Enjoy having Stir-fry for dinner? Think you can eat it again tomorrow? How about the day after that? And the day after that? How about for a whole week? Junior Peter Shmitt did just that.

Living in Ernie Davis Hall he has officially completed the Syracuse Dining Hall Stir-fry challenge by eating nothing but Stir-fry for a complete week. After losing a bet with his roommate, Shmitt began this seemingly impossible task last Sunday. In the week that followed Shmitt had consumed 45,000 calories and gained no more than 10 pounds.

As you can imagine the effects of this week has taken its toll on not only Shmitt but also his friends. Roommate Chazz Michaels is scared for his roommate, fearing that he has become addicted to Stir-fry and will never go back to his former self.
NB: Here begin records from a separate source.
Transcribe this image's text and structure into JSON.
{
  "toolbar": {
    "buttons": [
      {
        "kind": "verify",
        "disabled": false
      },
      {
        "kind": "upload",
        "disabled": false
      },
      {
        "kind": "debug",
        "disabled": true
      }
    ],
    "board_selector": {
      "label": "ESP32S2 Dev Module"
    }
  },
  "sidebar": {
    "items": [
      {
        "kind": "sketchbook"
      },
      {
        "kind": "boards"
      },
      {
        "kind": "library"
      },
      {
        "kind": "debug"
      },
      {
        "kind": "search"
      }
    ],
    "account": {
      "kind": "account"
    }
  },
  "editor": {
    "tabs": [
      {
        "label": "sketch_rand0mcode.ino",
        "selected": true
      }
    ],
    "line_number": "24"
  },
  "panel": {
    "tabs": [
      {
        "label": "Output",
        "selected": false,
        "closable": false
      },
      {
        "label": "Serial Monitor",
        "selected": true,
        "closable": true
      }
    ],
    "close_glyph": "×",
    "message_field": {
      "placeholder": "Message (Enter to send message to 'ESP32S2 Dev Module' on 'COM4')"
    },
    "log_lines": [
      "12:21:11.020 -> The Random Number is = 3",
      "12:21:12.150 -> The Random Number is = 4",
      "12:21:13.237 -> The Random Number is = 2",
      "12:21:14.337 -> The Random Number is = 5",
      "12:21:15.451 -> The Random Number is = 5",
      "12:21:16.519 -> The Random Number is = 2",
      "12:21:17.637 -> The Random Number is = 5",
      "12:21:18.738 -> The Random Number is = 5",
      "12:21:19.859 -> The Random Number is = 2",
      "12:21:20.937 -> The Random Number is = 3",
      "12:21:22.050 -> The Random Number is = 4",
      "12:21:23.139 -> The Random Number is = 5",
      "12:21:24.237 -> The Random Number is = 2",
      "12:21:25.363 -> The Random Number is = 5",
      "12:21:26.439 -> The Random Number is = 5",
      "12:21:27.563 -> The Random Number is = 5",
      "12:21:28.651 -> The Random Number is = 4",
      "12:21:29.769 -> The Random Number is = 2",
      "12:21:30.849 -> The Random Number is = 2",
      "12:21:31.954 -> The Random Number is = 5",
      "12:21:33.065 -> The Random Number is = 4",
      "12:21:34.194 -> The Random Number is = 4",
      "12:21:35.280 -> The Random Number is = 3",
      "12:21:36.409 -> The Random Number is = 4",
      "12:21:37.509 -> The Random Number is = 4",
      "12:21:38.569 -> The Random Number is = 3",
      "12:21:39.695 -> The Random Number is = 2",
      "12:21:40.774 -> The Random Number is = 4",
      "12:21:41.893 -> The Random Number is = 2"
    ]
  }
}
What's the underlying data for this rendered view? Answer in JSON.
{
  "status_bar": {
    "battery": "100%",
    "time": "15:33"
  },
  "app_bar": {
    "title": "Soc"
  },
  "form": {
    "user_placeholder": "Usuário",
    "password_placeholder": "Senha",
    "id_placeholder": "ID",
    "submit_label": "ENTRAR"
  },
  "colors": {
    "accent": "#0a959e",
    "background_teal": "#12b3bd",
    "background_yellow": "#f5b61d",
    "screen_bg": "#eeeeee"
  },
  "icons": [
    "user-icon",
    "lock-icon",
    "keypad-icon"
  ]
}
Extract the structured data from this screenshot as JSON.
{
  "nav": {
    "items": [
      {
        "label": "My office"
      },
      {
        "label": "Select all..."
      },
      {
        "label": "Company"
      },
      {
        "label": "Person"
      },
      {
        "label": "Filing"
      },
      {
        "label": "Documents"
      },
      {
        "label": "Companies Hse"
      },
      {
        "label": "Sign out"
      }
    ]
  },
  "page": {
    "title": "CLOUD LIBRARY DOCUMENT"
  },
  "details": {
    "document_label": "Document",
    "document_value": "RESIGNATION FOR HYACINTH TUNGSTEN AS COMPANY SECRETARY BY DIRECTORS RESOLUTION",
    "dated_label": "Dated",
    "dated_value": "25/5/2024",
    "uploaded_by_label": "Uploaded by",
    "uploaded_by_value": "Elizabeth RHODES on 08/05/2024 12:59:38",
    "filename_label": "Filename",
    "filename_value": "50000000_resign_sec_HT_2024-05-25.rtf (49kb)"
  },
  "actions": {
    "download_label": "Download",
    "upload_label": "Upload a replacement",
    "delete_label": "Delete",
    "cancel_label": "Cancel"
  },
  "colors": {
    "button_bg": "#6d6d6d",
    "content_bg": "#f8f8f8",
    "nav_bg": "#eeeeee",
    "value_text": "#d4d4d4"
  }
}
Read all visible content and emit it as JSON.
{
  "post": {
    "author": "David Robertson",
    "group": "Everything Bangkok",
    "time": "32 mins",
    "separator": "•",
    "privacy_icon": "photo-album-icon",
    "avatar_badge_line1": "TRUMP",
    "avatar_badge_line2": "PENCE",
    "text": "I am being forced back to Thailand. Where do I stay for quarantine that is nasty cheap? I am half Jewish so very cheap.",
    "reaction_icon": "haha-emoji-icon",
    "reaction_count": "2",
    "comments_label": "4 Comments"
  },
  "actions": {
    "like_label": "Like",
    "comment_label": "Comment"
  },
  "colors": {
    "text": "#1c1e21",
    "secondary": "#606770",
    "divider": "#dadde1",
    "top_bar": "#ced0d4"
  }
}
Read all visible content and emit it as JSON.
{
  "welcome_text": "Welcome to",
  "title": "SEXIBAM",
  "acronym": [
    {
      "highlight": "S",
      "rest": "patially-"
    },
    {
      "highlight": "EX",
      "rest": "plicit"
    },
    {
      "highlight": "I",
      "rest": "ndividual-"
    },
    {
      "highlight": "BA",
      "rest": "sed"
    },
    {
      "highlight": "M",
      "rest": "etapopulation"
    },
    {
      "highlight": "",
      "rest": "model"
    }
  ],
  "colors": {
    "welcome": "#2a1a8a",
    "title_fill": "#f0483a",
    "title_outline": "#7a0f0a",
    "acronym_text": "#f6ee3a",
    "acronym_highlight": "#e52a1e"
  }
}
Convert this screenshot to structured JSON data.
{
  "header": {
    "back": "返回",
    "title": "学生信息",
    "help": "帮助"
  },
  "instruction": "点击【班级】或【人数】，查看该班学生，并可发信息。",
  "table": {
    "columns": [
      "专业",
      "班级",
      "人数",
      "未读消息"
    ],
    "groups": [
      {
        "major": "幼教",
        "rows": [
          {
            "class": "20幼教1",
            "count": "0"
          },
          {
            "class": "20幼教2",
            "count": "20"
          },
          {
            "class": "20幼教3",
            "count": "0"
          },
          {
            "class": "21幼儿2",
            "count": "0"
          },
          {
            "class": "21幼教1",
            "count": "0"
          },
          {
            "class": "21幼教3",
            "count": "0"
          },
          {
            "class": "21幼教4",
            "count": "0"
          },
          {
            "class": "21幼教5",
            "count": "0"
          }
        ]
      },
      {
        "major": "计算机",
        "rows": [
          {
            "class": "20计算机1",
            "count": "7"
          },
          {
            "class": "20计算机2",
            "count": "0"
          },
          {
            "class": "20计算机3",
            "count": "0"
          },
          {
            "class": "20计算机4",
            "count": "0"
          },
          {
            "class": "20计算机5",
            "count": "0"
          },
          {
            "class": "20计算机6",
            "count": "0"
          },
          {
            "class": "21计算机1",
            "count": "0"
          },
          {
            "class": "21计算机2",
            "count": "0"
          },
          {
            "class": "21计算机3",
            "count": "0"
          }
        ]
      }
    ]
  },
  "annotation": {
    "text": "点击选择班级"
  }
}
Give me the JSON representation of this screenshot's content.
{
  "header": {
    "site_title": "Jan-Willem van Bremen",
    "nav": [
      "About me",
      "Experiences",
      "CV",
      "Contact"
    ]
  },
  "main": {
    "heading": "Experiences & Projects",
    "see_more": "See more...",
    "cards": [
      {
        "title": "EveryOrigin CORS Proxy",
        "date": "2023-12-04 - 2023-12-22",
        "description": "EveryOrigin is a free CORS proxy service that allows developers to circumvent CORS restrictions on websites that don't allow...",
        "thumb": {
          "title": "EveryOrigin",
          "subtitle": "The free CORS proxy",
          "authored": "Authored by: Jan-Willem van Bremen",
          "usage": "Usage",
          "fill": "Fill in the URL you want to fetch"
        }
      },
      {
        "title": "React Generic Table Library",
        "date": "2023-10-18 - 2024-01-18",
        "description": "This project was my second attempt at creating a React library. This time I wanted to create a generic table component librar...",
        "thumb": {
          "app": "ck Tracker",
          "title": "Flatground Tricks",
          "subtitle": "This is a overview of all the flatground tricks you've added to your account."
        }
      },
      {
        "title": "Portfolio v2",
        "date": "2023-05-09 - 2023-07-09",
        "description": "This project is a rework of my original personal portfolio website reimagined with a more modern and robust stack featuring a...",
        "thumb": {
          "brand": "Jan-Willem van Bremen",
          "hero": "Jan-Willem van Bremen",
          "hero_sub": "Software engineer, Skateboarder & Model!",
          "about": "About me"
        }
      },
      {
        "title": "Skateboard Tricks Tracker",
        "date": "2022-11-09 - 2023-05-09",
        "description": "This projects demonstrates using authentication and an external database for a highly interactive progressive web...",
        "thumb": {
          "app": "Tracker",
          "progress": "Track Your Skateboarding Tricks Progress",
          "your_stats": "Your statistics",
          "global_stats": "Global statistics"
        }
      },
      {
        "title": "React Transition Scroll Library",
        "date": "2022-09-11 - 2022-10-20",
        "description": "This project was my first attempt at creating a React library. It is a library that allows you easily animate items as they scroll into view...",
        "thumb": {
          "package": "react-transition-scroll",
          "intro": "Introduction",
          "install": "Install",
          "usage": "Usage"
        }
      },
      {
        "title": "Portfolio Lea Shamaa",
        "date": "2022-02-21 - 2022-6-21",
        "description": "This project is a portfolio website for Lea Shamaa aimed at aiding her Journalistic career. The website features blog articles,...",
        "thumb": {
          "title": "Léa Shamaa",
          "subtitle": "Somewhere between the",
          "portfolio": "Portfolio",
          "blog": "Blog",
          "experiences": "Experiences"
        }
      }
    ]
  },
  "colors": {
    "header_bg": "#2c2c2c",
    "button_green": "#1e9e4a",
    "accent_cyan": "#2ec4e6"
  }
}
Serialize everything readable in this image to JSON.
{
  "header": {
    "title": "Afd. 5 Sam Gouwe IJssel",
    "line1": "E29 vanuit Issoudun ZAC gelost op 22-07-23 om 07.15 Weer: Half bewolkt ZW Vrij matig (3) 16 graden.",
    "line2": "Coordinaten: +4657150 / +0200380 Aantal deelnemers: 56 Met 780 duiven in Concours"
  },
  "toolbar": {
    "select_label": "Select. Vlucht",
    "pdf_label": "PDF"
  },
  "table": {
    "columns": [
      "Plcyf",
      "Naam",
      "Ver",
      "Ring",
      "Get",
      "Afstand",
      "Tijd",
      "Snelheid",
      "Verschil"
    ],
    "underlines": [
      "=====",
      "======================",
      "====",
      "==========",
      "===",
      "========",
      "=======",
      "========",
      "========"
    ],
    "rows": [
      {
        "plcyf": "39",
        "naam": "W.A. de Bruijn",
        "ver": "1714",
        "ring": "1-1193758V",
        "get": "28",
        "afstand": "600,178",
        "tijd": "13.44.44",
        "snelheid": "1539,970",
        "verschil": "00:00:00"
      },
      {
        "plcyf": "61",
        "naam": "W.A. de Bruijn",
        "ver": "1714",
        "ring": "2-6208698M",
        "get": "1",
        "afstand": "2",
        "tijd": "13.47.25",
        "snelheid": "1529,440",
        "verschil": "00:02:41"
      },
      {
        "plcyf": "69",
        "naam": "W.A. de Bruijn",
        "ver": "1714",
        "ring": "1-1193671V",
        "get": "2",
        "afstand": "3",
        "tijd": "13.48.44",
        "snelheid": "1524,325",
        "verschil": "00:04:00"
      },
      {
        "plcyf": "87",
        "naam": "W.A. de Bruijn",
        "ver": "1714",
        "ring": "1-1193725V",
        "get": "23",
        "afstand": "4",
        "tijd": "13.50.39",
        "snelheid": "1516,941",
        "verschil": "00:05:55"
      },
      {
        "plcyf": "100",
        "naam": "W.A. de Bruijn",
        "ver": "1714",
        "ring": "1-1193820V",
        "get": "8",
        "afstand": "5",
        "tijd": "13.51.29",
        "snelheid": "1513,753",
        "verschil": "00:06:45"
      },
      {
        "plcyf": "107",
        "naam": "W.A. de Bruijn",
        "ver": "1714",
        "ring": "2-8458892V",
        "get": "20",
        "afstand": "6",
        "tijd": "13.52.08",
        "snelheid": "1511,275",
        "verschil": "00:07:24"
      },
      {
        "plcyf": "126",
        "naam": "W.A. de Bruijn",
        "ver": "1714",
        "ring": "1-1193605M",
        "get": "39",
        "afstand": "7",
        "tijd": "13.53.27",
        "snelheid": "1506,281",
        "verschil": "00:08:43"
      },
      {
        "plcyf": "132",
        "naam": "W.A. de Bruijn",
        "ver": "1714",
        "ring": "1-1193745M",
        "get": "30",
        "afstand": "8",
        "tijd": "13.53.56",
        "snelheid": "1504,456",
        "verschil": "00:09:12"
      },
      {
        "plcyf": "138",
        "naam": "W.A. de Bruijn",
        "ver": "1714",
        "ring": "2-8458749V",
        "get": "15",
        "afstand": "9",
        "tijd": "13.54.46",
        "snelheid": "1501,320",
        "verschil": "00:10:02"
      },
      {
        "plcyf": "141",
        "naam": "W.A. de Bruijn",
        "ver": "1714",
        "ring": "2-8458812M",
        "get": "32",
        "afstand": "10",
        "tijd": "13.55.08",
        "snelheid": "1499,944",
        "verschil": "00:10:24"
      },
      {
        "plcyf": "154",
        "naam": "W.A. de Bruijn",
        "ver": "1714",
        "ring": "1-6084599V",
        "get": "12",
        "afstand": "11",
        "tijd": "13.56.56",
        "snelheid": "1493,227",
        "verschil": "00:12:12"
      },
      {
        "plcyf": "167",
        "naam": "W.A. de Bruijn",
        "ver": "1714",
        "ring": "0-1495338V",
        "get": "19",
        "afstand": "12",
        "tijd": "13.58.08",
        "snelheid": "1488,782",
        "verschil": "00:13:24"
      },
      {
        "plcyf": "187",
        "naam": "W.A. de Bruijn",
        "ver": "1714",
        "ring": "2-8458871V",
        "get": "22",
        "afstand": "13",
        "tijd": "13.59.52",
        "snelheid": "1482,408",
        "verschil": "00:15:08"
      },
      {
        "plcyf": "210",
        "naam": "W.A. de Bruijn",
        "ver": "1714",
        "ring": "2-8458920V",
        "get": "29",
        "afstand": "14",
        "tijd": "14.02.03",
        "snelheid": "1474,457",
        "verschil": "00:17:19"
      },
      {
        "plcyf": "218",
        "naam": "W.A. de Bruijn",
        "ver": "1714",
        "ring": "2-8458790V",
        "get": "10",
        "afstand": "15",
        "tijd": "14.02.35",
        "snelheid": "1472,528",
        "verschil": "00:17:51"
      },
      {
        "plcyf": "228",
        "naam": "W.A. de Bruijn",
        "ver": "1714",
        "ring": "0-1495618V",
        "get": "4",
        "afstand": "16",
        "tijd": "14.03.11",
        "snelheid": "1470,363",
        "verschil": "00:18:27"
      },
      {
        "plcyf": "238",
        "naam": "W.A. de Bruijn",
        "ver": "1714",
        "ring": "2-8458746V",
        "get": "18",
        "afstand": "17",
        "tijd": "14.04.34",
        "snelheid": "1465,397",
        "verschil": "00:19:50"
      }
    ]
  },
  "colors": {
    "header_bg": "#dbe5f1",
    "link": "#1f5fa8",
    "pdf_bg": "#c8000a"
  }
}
“Of course there are the differences that you can see, his weight gain, the grease, but there is more than just that. For one, he is constantly hungry and therefore in a bad mood. I mean he’ll eat a plate of Stir-fry and then thirty minutes later complain about how hungry he is. But the worst is how he goes on and on about the different combinations you can make with the sauces. He won’t shut up about that”.

Ahh the combinations. Between General, Dark, Hunan, Sweet & Sour, and Thai Chili. The possibilities truly are endless. Shmitt has contributed this wide selection to his success. Getting a different combination every time so that he would never eat the same dish twice is what kept him going the whole time.

One obstacle Shmitt had to overcome to complete this task was finding ways to keep the streak alive when Ernie Davis was not serving Stir-fry. Shmitt would have to take the bus from his dorm to the Goldstein Student Center on South Campus. This feat will surely stamp Shmitt’s ticket into the SU Dining Hall of Fame as long as he past his upcoming drug test. The drug test is to insure that there has been no doping sauce or foul play involved with this feat.

When asked how for how much longer he thinks he can keep the streak going for he replied, “Until my heart gives out”. Well, at this rate it won’t be too far from now.